Did she make a successful transition? Of course! With grace, resolve, deep inner strength, the love and devotion of her husband, my father, and eventually, through the bonds she made with her new network of friends, all of whom had been through the same uprooting.
My mother feels that most of her roots are still embedded in Indian soil. This was her Land, where her family remained, and still remain, after she had left. When she goes back ‘home’ every winter, she becomes a very different person. She is more confident, more assertive and outgoing, and more self -assured. She finds a comfort there amongst her family and old friends that seems to remind her of the carefree days of her youth, when life was a little more predictable and uncomplicated. Going back to her roots reattaches her to the identity she left behind all those years ago and with this nourishment, she flourishes. Maybe this is because she misses the old traditional ways of the world and her memories of it lie in India, the country where she was born, raised and educated. Even though India, and for that matter, the world, has changed unrecognisably, I am not sure she wants to accept it has. The innocence of a time gone by has remained ingrained in her mind.
We all require roots, stability, support and nourishment from the places where we find ourselves and the people who surround us. Without this groundedness, we feel adrift, rudderless, alone, and confused. We need to know where, and to whom we belong.

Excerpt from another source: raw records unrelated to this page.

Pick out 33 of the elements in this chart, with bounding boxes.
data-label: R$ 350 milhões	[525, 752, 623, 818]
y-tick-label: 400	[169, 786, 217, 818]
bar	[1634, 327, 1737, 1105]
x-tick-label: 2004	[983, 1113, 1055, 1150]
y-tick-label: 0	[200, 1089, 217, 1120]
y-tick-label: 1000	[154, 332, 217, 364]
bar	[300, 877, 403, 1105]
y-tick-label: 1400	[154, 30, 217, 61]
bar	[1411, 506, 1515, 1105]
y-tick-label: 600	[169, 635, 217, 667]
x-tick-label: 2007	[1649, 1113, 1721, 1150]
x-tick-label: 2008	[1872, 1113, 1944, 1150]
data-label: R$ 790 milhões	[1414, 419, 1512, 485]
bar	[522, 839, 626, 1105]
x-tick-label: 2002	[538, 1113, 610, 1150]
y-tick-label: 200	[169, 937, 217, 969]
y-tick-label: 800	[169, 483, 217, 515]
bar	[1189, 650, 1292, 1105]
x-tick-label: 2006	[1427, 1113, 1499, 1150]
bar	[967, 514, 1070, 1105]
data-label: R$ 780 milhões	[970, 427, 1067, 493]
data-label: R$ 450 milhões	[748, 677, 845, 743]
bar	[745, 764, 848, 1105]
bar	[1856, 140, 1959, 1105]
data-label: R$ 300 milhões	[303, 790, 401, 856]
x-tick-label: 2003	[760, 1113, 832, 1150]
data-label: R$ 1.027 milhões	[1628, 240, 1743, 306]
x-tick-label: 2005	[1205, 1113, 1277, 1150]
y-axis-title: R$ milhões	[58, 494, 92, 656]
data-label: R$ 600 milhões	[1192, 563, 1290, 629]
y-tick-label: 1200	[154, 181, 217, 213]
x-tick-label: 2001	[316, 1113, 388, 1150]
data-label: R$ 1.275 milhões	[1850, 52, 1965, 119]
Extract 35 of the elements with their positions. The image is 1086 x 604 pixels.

People who are adopted often say that they sensed something was not right in their lives and that they did not feel like they truly belonged to their adoptive parents and family. This feeling of not belonging can occur even if those who are adopted are surrounded by good, loving people. The roots that have been severed are unable to nourish themselves fully without being attached to familiar soil.

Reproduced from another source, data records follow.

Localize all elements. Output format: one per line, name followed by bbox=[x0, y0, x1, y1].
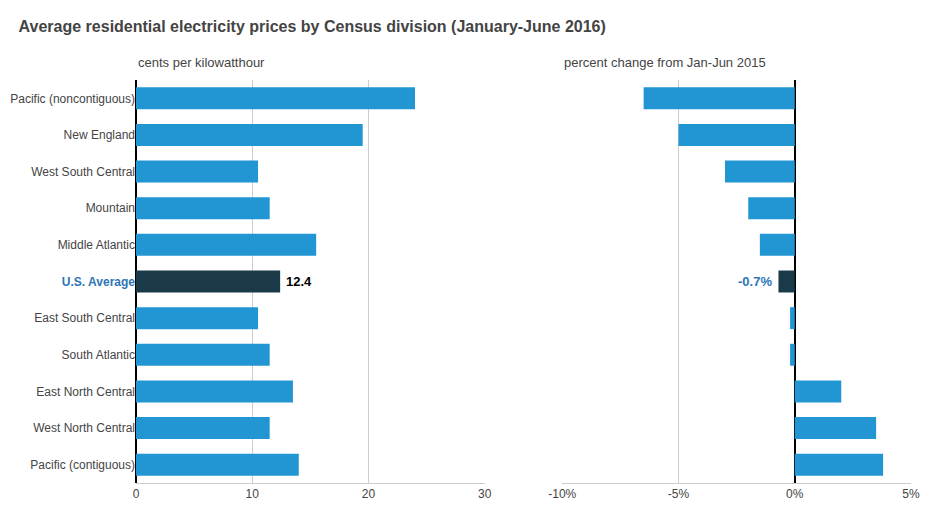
svg-text:30: 30 bbox=[478, 487, 492, 501]
svg-text:South Atlantic: South Atlantic bbox=[62, 348, 135, 362]
svg-text:0%: 0% bbox=[786, 487, 804, 501]
svg-text:U.S. Average: U.S. Average bbox=[62, 275, 135, 289]
svg-text:cents per kilowatthour: cents per kilowatthour bbox=[138, 55, 265, 70]
svg-text:20: 20 bbox=[362, 487, 376, 501]
svg-text:West North Central: West North Central bbox=[33, 421, 135, 435]
svg-text:12.4: 12.4 bbox=[286, 274, 312, 289]
svg-text:percent change from Jan-Jun 20: percent change from Jan-Jun 2015 bbox=[564, 55, 766, 70]
svg-text:New England: New England bbox=[64, 128, 135, 142]
svg-text:East North Central: East North Central bbox=[36, 385, 135, 399]
svg-text:West South Central: West South Central bbox=[31, 165, 135, 179]
svg-text:Average residential electricit: Average residential electricity prices b… bbox=[19, 18, 606, 35]
svg-text:East South Central: East South Central bbox=[34, 311, 135, 325]
svg-text:Pacific (contiguous): Pacific (contiguous) bbox=[30, 458, 135, 472]
svg-text:0: 0 bbox=[133, 487, 140, 501]
svg-text:-0.7%: -0.7% bbox=[738, 274, 772, 289]
svg-text:Mountain: Mountain bbox=[86, 201, 135, 215]
svg-text:Pacific (noncontiguous): Pacific (noncontiguous) bbox=[10, 92, 135, 106]
svg-text:-5%: -5% bbox=[668, 487, 690, 501]
svg-text:5%: 5% bbox=[902, 487, 920, 501]
svg-text:-10%: -10% bbox=[548, 487, 576, 501]
svg-text:10: 10 bbox=[246, 487, 260, 501]
svg-text:Middle Atlantic: Middle Atlantic bbox=[58, 238, 135, 252]
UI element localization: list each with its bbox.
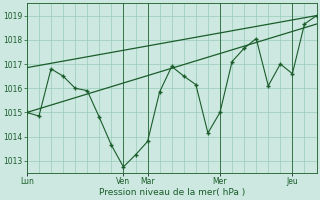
X-axis label: Pression niveau de la mer( hPa ): Pression niveau de la mer( hPa ) — [99, 188, 245, 197]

There are many people in the world who are becoming displaced due to war and aggression. They are being uprooted in every sense of the word, forced to flee their homes and countries, often becoming separated from those they love and from whom they have learned stability. Most of us cannot begin to imagine the horror, the heartache, and the level of fear and desperation that these people have to accept as part of their everyday lives. It is not an uprooting like the one my mother experienced, for hers was out of choice, although not one she would have made had it not been for my doctor father’s desire to spread his medical wings and settle in the UK.
Everything is relative, and there are many circumstances that lead to people becoming uprooted, but the common thread of what it means to have roots, remains. It is vital for our sanity, our peace of mind and our ability to be who we were destined to be.
In Ayurvedic philosophy, the root is hugely important, because Ayurveda treats the root cause of disease, rather than just getting rid of the effect. If the cause is not eliminated, then the effect will return. This is why we do not necessarily need to know the name of a disease to treat it. In modern medicine, we like to give names to diseases and prescribe a suitable medicine, but I feel that this can almost hinder the process of attempting to eliminate the cause.
So in all sorts of ways, roots are vital.